Dynamic movement and shape change are key enablers for living systems to sense, assess and respond to environmental stimuli. For example, actuating mechanisms are utilized in natural systems for diverse operations, such as arms and legs for locomotion, skin wrinkling for camouflage, or multistable snapping to catch prey. Nonlinear mechanical dynamics can also serve as a computing resource to directly process the environmental cues into complex mappings between the input and output dynamics of a mechanical system. To explore this concept, we numerically investigated the computing capacity of 2D nonlinear spring networks using a reservoir computing approach. Reservoir computing is a class of recurrent neural networks that trains only a readout layer of the network dynamics in contrast to tuning all the internal parameters of the network. We introduce a mechanical analog for the rectified linear unit (ReLU) activation function from neural network community and benchmark the memory capacity, nonlinearity and output tasks of mechanical ReLU networks sampled from a distribution of spring properties.
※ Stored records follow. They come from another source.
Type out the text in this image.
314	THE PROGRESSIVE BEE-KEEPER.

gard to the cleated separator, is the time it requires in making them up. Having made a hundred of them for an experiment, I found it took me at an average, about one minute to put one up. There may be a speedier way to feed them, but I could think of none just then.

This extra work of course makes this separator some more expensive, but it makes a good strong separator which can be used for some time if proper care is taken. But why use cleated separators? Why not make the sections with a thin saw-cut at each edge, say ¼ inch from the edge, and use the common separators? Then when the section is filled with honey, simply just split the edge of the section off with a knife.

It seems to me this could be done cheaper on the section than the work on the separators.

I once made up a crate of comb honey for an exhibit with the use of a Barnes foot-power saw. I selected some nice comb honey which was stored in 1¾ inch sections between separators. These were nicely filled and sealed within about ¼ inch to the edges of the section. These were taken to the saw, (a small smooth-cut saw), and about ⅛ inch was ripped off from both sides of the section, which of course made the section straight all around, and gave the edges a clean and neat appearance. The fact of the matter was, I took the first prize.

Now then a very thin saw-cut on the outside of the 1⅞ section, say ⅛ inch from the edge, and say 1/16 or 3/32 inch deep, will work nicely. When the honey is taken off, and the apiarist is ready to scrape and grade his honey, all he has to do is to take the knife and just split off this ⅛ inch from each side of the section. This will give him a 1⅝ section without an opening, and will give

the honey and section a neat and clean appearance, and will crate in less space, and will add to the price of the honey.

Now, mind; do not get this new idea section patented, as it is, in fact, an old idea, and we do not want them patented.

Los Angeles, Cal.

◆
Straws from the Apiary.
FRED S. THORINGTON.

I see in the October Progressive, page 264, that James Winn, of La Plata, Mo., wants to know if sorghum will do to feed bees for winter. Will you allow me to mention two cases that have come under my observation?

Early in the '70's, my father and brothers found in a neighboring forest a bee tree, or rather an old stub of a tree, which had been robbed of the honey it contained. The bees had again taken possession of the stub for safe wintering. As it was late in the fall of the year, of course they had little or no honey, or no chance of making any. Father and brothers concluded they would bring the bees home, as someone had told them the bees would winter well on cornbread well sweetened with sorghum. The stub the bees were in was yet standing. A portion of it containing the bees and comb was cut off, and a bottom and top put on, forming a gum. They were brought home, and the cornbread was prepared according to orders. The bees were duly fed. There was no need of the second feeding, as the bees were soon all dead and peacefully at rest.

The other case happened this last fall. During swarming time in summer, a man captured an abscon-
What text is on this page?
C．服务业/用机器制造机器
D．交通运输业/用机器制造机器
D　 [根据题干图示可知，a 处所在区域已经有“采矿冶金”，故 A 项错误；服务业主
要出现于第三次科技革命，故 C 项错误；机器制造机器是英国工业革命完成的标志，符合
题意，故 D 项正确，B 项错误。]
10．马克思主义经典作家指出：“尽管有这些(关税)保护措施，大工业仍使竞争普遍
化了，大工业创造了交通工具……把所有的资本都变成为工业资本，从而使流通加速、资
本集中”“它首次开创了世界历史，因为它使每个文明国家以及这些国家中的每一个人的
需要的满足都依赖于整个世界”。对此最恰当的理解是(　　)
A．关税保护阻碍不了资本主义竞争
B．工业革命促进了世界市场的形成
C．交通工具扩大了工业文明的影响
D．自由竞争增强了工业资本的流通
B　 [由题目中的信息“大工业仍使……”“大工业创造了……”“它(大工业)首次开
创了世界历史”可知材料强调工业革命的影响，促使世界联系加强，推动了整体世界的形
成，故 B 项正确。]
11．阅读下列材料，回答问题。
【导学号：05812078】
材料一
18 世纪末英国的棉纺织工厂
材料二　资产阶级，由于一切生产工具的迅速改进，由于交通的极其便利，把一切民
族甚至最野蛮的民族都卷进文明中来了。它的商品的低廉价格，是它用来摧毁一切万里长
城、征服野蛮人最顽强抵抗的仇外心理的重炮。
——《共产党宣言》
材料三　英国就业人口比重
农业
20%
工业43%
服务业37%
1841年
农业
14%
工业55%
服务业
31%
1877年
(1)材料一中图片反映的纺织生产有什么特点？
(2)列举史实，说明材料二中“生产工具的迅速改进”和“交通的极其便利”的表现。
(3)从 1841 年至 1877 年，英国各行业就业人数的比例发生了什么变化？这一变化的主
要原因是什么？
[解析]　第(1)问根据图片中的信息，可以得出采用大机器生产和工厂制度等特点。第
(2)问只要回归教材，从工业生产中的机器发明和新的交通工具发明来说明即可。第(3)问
Preliminary results indicate that the stiffness ratio of the ReLU spring (ie. ratio of the bilinear slopes) is a key driver of the nonlinearity score of the network, even more so than the incidence of activating the spring nonlinearity. In addition, spring networks with a mixture of linear and ReLU springs exhibit a marked loss in memory capacity even at low ReLU springs fractions. Collectively, the results highlight the potential to harness computing capacity from the intrinsic dynamics of a material or mechanical system and motivates further study on how to leverage unconventional materials and physics for information processing.